Dördüncüsü, gri bölge davranışlarının çeşitliliği (siber taciz, denizde taciz, uzayda yakın geçiş, proxy çatışmalar) sıcak savaşa varmadan sürekli sürtünme üretiyor. Bu, “ne savaş ne barış”ın değil; serin ama dalgalı bir düzenin adıdır.
TEZİMİN GEÇERLİLİĞİNİ KAYBEDEBİLECEĞİ ŞARTLAR (AÇIKÇA)
Bir kavramı ciddiye almanın yolu, çürütme koşullarını dürüstçe yazmaktır:
KURALLARIN GERİ GELİŞİ: Ticaret ve güvenlikte bağlayıcı çok taraflı reformlar, işleyen uyuşmazlık çözümü, denizde erişim rejimlerinde küresel yakınsama… Böyle bir dünyada “kuralsızlaşma” vurgusu zayıflar; serinlik kodifiye olur.
KATI İKİ KUTUP-DÜZENİ: Finans/teknoloji akışlarında tam bloklaşma, yaygın zorunlu hizmet ve kalıcı savaş ekonomisi. Salınım değil, donmuş bir “yeni Soğuk Savaş” ortaya çıkarsa, benim anlattığım dinamik modelin açıklayıcı gücü azalır.
BÜYÜK GÜÇLER ARASINDA UZUN SÜRELİ SICAK SAVAŞ + SAVAŞ SONRASI MUTABAKAT: Geniş bir çatışmanın ardından 1945 benzeri bir kurumsal mimari kurulursa, Serin Savaş ↔ Isıtılmış Barış döngüsü yerini oturmuş kurallara bırakır.
TEK-BLOK STANDART TEKELLEŞMESİ: Dijital/telekom/AI standartlarında tek hâkim ekosistem oluşursa, çok-kutuplu kuralsızlık zayıflar.
SON SÖZ
Feldman’ın “Cool War” kavramı, iki büyük arasındaki kurallı serinliğe ayna tutuyor; dönemi anlamak için hâlâ kıymetli bir başlangıç. Ancak 2020’lerin gerçekliği, çok aktörlü ve kuralsızlığa meyleden bir serinliği—zaman zaman ısıtılmış barışa sıçrayan—daha çok andırıyor. Bu nedenle ben, kendi “Serin Savaş” yorumumu, bugünün belirsizliklerini ve standardizasyon savaşlarını dikkate aldığı için daha açıklayıcı buluyorum.

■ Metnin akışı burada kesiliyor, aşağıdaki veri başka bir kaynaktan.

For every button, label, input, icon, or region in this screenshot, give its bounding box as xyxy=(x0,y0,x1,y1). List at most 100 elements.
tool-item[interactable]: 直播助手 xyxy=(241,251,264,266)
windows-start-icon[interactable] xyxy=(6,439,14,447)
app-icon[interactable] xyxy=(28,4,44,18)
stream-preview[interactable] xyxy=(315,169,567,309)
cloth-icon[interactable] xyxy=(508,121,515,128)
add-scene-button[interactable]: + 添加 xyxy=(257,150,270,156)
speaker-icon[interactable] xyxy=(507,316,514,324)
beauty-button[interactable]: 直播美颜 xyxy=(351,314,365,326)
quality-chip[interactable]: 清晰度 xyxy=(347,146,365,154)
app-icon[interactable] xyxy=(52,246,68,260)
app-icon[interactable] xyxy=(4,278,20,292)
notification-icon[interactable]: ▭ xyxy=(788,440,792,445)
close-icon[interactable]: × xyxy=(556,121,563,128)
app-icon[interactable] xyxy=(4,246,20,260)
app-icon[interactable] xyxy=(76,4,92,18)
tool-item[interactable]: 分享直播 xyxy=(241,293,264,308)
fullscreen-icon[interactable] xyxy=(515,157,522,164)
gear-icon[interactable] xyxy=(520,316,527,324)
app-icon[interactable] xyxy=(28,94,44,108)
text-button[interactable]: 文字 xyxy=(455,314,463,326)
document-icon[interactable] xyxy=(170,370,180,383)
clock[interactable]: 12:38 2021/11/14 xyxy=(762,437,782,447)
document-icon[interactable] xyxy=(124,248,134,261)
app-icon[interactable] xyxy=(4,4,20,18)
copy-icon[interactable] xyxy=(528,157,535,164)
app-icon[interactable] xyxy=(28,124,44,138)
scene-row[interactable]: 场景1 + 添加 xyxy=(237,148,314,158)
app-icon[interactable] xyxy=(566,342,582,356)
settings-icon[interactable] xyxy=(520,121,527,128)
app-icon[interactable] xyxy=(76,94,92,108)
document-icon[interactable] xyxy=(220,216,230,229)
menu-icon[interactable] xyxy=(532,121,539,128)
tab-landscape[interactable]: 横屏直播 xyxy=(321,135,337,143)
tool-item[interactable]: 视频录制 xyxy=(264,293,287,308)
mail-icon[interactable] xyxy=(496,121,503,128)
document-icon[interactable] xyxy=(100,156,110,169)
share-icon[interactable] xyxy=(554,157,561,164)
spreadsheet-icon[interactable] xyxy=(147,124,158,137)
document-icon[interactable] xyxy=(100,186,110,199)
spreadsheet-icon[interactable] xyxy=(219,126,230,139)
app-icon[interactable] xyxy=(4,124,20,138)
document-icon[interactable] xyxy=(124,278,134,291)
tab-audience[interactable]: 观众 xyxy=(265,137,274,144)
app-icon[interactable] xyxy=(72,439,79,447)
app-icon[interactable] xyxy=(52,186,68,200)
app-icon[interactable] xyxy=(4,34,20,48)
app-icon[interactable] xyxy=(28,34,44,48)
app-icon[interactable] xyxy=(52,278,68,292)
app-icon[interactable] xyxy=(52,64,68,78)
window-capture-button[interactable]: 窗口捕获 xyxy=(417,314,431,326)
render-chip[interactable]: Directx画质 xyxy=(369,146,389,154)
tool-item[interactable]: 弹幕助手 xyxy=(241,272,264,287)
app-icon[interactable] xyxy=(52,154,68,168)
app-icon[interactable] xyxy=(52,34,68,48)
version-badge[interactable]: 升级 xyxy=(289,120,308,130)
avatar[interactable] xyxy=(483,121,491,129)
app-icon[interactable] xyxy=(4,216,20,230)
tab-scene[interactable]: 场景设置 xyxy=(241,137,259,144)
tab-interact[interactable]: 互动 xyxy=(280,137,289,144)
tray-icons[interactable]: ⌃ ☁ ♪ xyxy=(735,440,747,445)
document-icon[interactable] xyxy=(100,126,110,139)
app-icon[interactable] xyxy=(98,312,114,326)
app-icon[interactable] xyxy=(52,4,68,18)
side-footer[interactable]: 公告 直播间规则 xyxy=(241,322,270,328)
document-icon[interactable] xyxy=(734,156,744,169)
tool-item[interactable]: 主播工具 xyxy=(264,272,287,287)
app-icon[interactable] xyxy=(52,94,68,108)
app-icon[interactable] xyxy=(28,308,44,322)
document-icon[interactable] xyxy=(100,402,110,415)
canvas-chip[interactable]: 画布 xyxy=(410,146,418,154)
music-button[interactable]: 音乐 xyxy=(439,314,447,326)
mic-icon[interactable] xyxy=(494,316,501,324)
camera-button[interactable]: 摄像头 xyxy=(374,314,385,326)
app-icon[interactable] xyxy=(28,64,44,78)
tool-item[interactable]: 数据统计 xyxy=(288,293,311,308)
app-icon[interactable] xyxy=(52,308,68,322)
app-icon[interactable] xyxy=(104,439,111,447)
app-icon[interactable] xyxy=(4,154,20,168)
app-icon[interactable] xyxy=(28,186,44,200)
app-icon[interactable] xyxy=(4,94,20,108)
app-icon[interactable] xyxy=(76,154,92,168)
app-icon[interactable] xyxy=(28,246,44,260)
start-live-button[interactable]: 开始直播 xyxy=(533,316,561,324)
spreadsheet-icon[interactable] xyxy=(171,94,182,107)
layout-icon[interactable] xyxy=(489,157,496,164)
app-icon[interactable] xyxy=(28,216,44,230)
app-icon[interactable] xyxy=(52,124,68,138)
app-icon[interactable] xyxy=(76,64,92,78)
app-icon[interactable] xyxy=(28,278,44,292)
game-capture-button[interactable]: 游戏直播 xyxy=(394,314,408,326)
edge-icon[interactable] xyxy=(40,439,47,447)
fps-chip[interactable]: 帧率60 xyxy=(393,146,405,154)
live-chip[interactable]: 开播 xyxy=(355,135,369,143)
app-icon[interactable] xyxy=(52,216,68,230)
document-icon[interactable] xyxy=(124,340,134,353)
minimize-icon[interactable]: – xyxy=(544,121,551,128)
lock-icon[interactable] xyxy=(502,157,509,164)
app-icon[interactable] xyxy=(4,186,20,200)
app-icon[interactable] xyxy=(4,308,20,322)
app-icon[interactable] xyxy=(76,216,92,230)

Böyle bir bakış açısında ne “kaçınılmaz” büyük savaş kehanetlerine, ne de “tam barış” hayallerine yer vardır; serin savaş - ısıtılmış barış evreleri arasındaki dalgalanmayı yönetebilenlerin göreli kazanan olacağı bir dönemin içinden geçiyoruz.